Jesús Cruz Artiles was born in the Dominican Republic on 11 September 1979. In his hometown of Santo Domingo, he witnessed an extrajudicial killing by police as a teenager. This experience deeply affected him emotionally and likely influenced his art to incorporate themes of social struggle.

Following George Floyd's murder by police in May 2020, which reminded him of the killing he had seen before, Eme Freethinker dedicated a mural to Floyd in Berlin's Mauerpark. The mural, painted on one of the remaining sections of the Berlin Wall, is a portrait of Floyd alongside the words "I can't breathe" which serves as a memorial to him.

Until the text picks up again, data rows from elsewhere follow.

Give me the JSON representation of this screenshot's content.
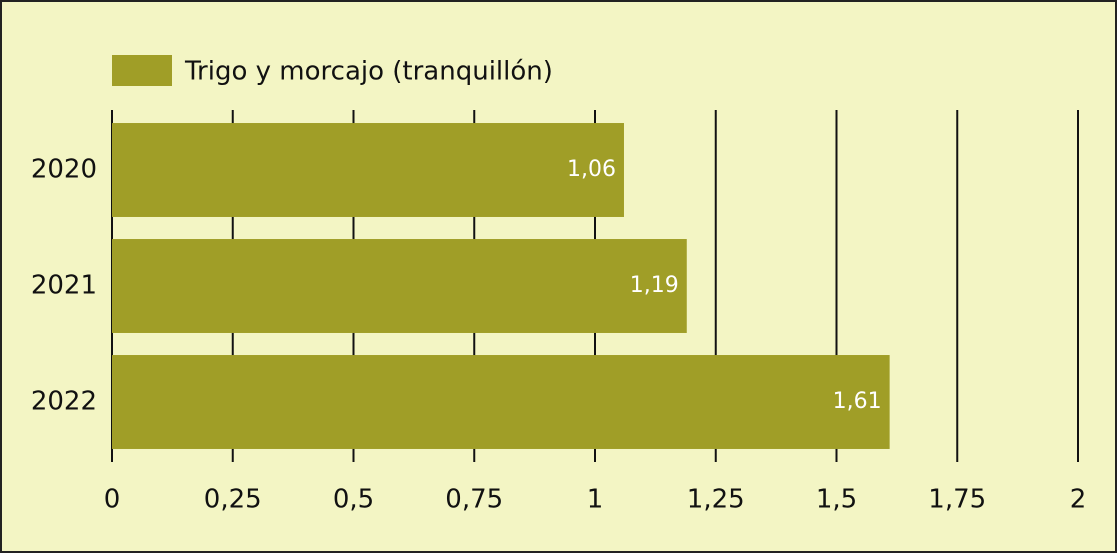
{
  "chart_data": {
    "type": "bar",
    "orientation": "horizontal",
    "categories": [
      "2020",
      "2021",
      "2022"
    ],
    "series": [
      {
        "name": "Trigo y morcajo (tranquillón)",
        "color": "#a09e27",
        "values": [
          1.06,
          1.19,
          1.61
        ],
        "value_labels": [
          "1,06",
          "1,19",
          "1,61"
        ]
      }
    ],
    "xlim": [
      0,
      2
    ],
    "xticks": [
      0,
      {
        "value": 0.25,
        "label": "0,25"
      },
      {
        "value": 0.5,
        "label": "0,5"
      },
      {
        "value": 0.75,
        "label": "0,75"
      },
      1,
      {
        "value": 1.25,
        "label": "1,25"
      },
      {
        "value": 1.5,
        "label": "1,5"
      },
      {
        "value": 1.75,
        "label": "1,75"
      },
      2
    ],
    "grid": true,
    "legend": "top-left"
  }
}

He further painted portraits of other famous Black Americans there, including Malcolm X, Martin Luther King Jr., Angela Davis, Jean-Michel Basquiat and Prince.

Freethinker, who is based in Berlin, had previously painted on the wall satirical murals of the 2020 toilet paper shortage featuring Gollum. Another work depicts CCP general secretary Xi Jinping and American president Donald Trump kissing each other in facemasks, satirizing China–United States relations during the COVID-19 pandemic. In the wake of the 2022 Russian invasion of Ukraine, he created an anti-war wall mural depicting a Ukrainian and Russian child embracing one another. A month later, he created a mural parodying the Chris Rock–Will Smith slapping incident.